National Centre of Influenza, Hospital Clínico Universitario de Valladolid, Valladolid, Spain.
Crit Care. 2009;13(6):R201. doi: 10.1186/cc8208. Epub 2009 Dec 11.
Human host immune response following infection with the new variant of A/H1N1 pandemic influenza virus (nvH1N1) is poorly understood. We utilize here systemic cytokine and antibody levels in evaluating differences in early immune response in both mild and severe patients infected with nvH1N1.
We profiled 29 cytokines and chemokines and evaluated the haemagglutination inhibition activity as quantitative and qualitative measurements of host immune responses in serum obtained during the first five days after symptoms onset, in two cohorts of nvH1N1 infected patients. Severe patients required hospitalization (n = 20), due to respiratory insufficiency (10 of them were admitted to the intensive care unit), while mild patients had exclusively flu-like symptoms (n = 15). A group of healthy donors was included as control (n = 15). Differences in levels of mediators between groups were assessed by using the non parametric U-Mann Whitney test. Association between variables was determined by calculating the Spearman correlation coefficient. Viral load was performed in serum by using real-time PCR targeting the neuraminidase gene.
Increased levels of innate-immunity mediators (IP-10, MCP-1, MIP-1beta), and the absence of anti-nvH1N1 antibodies, characterized the early response to nvH1N1 infection in both hospitalized and mild patients. High systemic levels of type-II interferon (IFN-gamma) and also of a group of mediators involved in the development of T-helper 17 (IL-8, IL-9, IL-17, IL-6) and T-helper 1 (TNF-alpha, IL-15, IL-12p70) responses were exclusively found in hospitalized patients. IL-15, IL-12p70, IL-6 constituted a hallmark of critical illness in our study. A significant inverse association was found between IL-6, IL-8 and PaO2 in critical patients.

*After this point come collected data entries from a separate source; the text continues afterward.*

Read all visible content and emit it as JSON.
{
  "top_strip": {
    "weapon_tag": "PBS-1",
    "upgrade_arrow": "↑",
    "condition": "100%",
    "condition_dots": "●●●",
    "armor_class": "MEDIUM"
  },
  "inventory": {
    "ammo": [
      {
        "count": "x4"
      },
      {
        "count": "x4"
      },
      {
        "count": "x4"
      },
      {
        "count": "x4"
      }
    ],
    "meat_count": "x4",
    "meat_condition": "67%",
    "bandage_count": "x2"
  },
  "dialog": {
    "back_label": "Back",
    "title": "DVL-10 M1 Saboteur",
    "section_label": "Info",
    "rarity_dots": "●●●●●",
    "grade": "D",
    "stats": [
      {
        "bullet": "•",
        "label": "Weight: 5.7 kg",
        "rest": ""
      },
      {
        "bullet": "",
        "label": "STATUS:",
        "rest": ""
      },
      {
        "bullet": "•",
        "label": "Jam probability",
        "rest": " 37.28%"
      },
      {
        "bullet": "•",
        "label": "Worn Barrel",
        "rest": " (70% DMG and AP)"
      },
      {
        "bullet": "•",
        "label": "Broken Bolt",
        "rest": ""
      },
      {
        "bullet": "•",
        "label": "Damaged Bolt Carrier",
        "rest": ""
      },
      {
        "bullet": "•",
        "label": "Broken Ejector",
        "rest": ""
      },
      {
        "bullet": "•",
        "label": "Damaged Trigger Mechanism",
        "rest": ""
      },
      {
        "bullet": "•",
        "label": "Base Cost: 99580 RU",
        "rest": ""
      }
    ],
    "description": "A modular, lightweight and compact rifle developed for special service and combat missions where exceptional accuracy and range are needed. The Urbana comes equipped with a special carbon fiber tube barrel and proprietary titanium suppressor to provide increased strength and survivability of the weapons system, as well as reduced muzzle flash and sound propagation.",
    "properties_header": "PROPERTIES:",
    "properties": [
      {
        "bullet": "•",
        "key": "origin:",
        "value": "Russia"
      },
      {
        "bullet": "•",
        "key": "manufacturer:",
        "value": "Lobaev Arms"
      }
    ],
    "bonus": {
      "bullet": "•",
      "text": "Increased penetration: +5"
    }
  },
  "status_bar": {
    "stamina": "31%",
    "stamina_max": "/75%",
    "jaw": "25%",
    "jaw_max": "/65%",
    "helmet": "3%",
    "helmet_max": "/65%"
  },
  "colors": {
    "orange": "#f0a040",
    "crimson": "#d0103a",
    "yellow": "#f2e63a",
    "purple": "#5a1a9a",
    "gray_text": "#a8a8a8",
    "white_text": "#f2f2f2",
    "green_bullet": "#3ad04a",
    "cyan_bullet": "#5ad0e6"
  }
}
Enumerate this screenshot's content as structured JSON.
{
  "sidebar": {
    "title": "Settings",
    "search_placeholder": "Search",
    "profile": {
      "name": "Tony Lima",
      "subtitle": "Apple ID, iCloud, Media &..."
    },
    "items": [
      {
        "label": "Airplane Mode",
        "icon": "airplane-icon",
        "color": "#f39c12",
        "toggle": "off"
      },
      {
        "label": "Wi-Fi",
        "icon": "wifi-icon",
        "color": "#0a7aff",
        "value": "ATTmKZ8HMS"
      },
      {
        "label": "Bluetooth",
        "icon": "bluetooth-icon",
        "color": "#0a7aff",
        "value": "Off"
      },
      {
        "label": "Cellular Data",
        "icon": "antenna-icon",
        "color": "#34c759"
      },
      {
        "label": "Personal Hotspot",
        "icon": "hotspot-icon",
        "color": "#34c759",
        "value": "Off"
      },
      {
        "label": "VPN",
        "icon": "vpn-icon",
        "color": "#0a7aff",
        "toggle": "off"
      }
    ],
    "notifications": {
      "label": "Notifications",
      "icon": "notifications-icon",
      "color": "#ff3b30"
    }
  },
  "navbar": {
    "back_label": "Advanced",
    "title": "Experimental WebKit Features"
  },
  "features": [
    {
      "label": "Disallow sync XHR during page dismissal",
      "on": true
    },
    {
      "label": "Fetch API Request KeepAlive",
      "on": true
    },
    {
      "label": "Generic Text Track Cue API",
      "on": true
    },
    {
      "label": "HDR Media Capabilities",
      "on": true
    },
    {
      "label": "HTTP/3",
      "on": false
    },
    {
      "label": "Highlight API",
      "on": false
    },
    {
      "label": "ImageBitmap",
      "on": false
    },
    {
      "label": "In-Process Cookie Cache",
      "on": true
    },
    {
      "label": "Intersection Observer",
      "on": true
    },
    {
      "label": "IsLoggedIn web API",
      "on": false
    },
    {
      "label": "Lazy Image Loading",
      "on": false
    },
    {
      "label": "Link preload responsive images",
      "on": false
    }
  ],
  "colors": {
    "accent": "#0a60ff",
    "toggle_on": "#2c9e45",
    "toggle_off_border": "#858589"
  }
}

While infection with the nvH1N1 induces a typical innate response in both mild and severe patients, severe disease with respiratory involvement is characterized by early secretion of Th17 and Th1 cytokines usually associated with cell mediated immunity but also commonly linked to the pathogenesis of autoimmune/inflammatory diseases. The exact role of Th1 and Th17 mediators in the evolution of nvH1N1 mild and severe disease merits further investigation as to the detrimental or beneficial role these cytokines play in severe illness.
目前对于感染新型 A/H1N1 大流行流感病毒(nvH1N1)的人体宿主免疫反应知之甚少。本研究通过检测细胞因子和抗体水平,评估了 nvH1N1 轻症和重症患者早期免疫反应的差异。
我们分析了 29 种细胞因子和趋化因子,并在症状出现后 5 天内,通过血凝抑制活性(作为宿主免疫反应的定量和定性测量)评估血清中的宿主免疫反应。我们对两组 nvH1N1 感染患者进行了研究,重症患者(n=20)因呼吸功能不全需要住院治疗(其中 10 例入住重症监护病房),轻症患者仅有流感样症状(n=15)。健康对照组(n=15)也包含在研究中。使用非参数 U-曼惠特尼检验评估各组间介质水平的差异。通过计算斯皮尔曼相关系数确定变量之间的关联。通过针对神经氨酸酶基因的实时 PCR 检测血清中的病毒载量。
固有免疫介质(IP-10、MCP-1、MIP-1beta)水平升高,且无抗 nvH1N1 抗体,这是 nvH1N1 感染后轻症和重症患者早期反应的特征。高水平的 II 型干扰素(IFN-γ)以及一组参与 Th17(IL-8、IL-9、IL-17、IL-6)和 Th1(TNF-α、IL-15、IL-12p70)反应发展的介质也仅在住院患者中发现。IL-15、IL-12p70、IL-6 是本研究中危重症的标志。在危重症患者中,IL-6、IL-8 与 PaO2 呈显著负相关。
虽然 nvH1N1 感染会在轻症和重症患者中引起典型的固有免疫反应,但伴有呼吸受累的重症疾病的特征是早期分泌 Th17 和 Th1 细胞因子,这些细胞因子通常与细胞介导的免疫有关,但也与自身免疫/炎症性疾病的发病机制有关。Th1 和 Th17 介质在 nvH1N1 轻症和重症疾病演变中的确切作用值得进一步研究,以了解这些细胞因子在重症疾病中是有益还是有害。